There is no limit to the number of benefit periods you can have. However, once a benefit period ends, you must have another 3-day qualifying hospital stay and meet the Medicare requirements before you can get up to another 100 days of SNF benefits. If you require re-admission to a skilled nursing facility prior to the start of a new benefit period, your Medicare SNF benefit period will continue where you left off last time you left a SNF. Example: You received 10 days of Medicare-covered SNF care for a broken leg and discharged home. After 10 days, your doctor decided you needed more skilled care for your broken leg and readmitted you to the SNF. Medicare will cover this SNF stay starting on day 11. You will have 90 days of coverage left in your benefit period.
Medicaid
Eligibility is determined by resources, income and medical necessity. Medicaid assists eligible patients with the monthly cost in a nursing home for both skilled and intermediate care. The patient’s monthly income minus $40 per month for personal use, is applied to the monthly cost of the nursing facility. Medicaid adds to the amount the patient has as income, to reach the total amount required by the nursing home.
What resources can I have and still be eligible for Medicaid?
The resources of a person applying for Medicaid as well as their spouse are considered. The spouse who remains at home or the community spouse may keep a minimum monthly case allowance of $1,823. Depending on allowable expenses this amount can increase to a maximum of $2739 per month. The maximum cash resources for the community spouse cannot exceed $109,560.

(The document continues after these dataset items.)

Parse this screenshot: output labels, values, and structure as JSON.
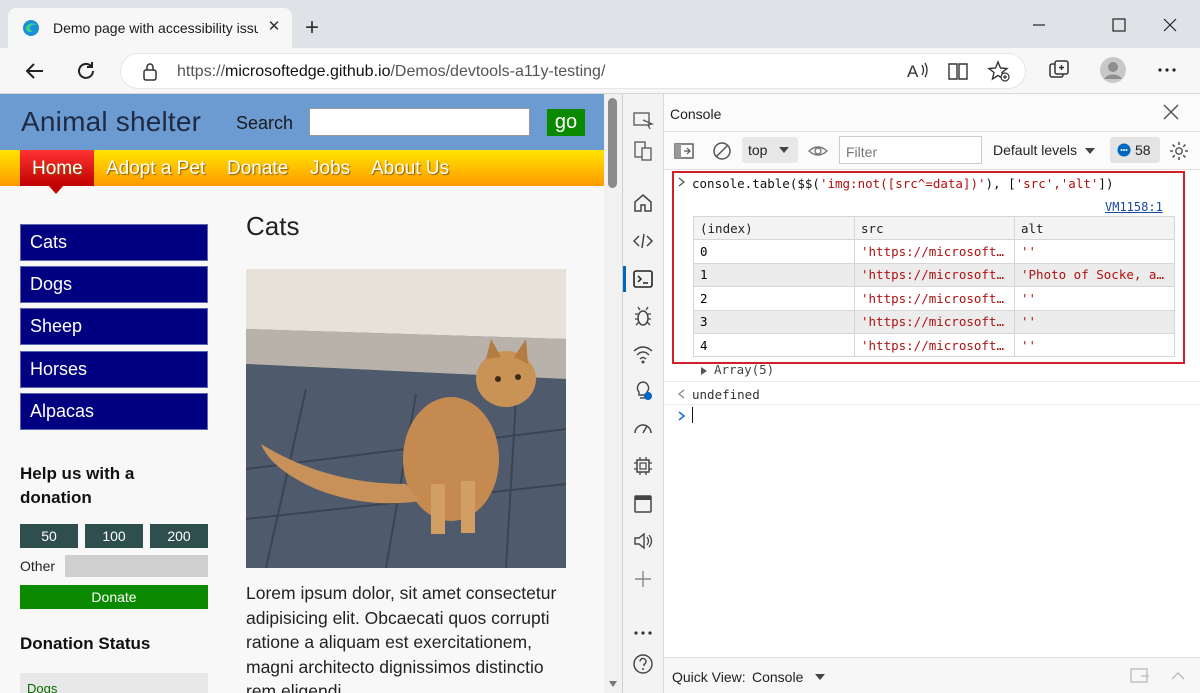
{
  "browser": {
    "tab_title": "Demo page with accessibility issues",
    "url_prefix": "https://",
    "url_host": "microsoftedge.github.io",
    "url_path": "/Demos/devtools-a11y-testing/"
  },
  "page": {
    "site_title": "Animal shelter",
    "search_label": "Search",
    "search_value": "",
    "go_label": "go",
    "nav": [
      "Home",
      "Adopt a Pet",
      "Donate",
      "Jobs",
      "About Us"
    ],
    "sidebar": [
      "Cats",
      "Dogs",
      "Sheep",
      "Horses",
      "Alpacas"
    ],
    "donation_heading": "Help us with a donation",
    "amounts": [
      "50",
      "100",
      "200"
    ],
    "other_label": "Other",
    "donate_button": "Donate",
    "status_heading": "Donation Status",
    "status_first": "Dogs",
    "main_heading": "Cats",
    "lorem": "Lorem ipsum dolor, sit amet consectetur adipisicing elit. Obcaecati quos corrupti ratione a aliquam est exercitationem, magni architecto dignissimos distinctio rem eligendi"
  },
  "devtools": {
    "panel_title": "Console",
    "context": "top",
    "filter_placeholder": "Filter",
    "levels": "Default levels",
    "message_count": "58",
    "command_prefix": "console.table($$(",
    "command_selector": "'img:not([src^=data])'",
    "command_sep": "), [",
    "command_cols": "'src','alt'",
    "command_suffix": "])",
    "source_link": "VM1158:1",
    "table_headers": [
      "(index)",
      "src",
      "alt"
    ],
    "table_rows": [
      {
        "index": "0",
        "src": "'https://microsoft…",
        "alt": "''"
      },
      {
        "index": "1",
        "src": "'https://microsoft…",
        "alt": "'Photo of Socke, a…"
      },
      {
        "index": "2",
        "src": "'https://microsoft…",
        "alt": "''"
      },
      {
        "index": "3",
        "src": "'https://microsoft…",
        "alt": "''"
      },
      {
        "index": "4",
        "src": "'https://microsoft…",
        "alt": "''"
      }
    ],
    "array_summary": "Array(5)",
    "result": "undefined",
    "quick_view_label": "Quick View:",
    "quick_view_value": "Console"
  },
  "icons": {
    "back": "back-arrow-icon",
    "refresh": "refresh-icon",
    "lock": "lock-icon",
    "read_aloud": "read-aloud-icon",
    "reader": "immersive-reader-icon",
    "favorites": "add-favorite-icon",
    "collections": "collections-icon",
    "profile": "profile-icon",
    "more": "more-icon"
  },
  "colors": {
    "header_blue": "#6b9bd1",
    "nav_active_red": "#c00000",
    "sidebar_navy": "#000080",
    "go_green": "#0b8a00",
    "highlight_red": "#d0202a",
    "devtools_accent": "#0067c0"
  }
}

How does Medicaid define resources?
Resources are defined as cash money and any other personal or real property that person or couple owns. Resources may include, but are not limited to: checking accounts, stocks and bonds, certificates of deposit, automobiles, land, burial reserves, life insurance policies, and savings accounts. There are five types of financial coverage for nursing home costs: Medicare, Medicaid, Private Insurance, Personal Funds and Long Term
What resources are exempt and not considered in the Medicaid eligibility determination?

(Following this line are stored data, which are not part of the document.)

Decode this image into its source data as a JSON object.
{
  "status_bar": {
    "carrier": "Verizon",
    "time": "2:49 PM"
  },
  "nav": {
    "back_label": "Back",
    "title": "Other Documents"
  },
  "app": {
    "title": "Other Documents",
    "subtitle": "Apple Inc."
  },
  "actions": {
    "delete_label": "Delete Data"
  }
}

- $1,500 – $2,000 (for use by the nursing home resident)
- The home, if the applicant has been in a nursing home less than six months or if the home is occupied by a spouse, dependent or disabled child, or a sibling with an equity interest who has living in it for at least a year.
- One vehicle, regardless of value
- The cash surrender value of the nursing home resident’s life insurance policies if the face value of all policies total $2000 or less.
- An irrevocable pre-burial contract and burial plot
- A trust established by will or someone other than the nursing home resident or spouse
- Any resource not available to the nursing home resident
Private insurance
Some insurance plans may cover all or a portion of skilled nursing facility costs. It is important to know if the skilled nursing facility is a participating provider with your insurance company. Your policy will indicate the extent of your coverage, or you may wish to call your insurance agent or company benefits manager to discuss details. The Executive Director can assist with checking your skilled nursing benefits and determining what out of pocket expenses are your responsibility.
Will the skilled nursing facility bill me or the insurance company?
Yes, the community will bill your private insurance company directly. You will be responsible for payments not received by your insurance carrier.
Personal funds/private pay
If you do not qualify for Medicare/Medicaid benefits, you may enter a skilled nursing facility on a private pay basis. If you intend to pay privately for skilled nursing care, please notify the Executive Director who will assist you with arrangements.
Long term care insurance
Long term care insurance can be purchased to cover the cost of a nursing home and occasionally home health care not covered by the Medicare program. Policies are sold individually as well as through employers. Policies may vary by restrictions, type of care, method of payment and length of coverage, making them difficult to compare.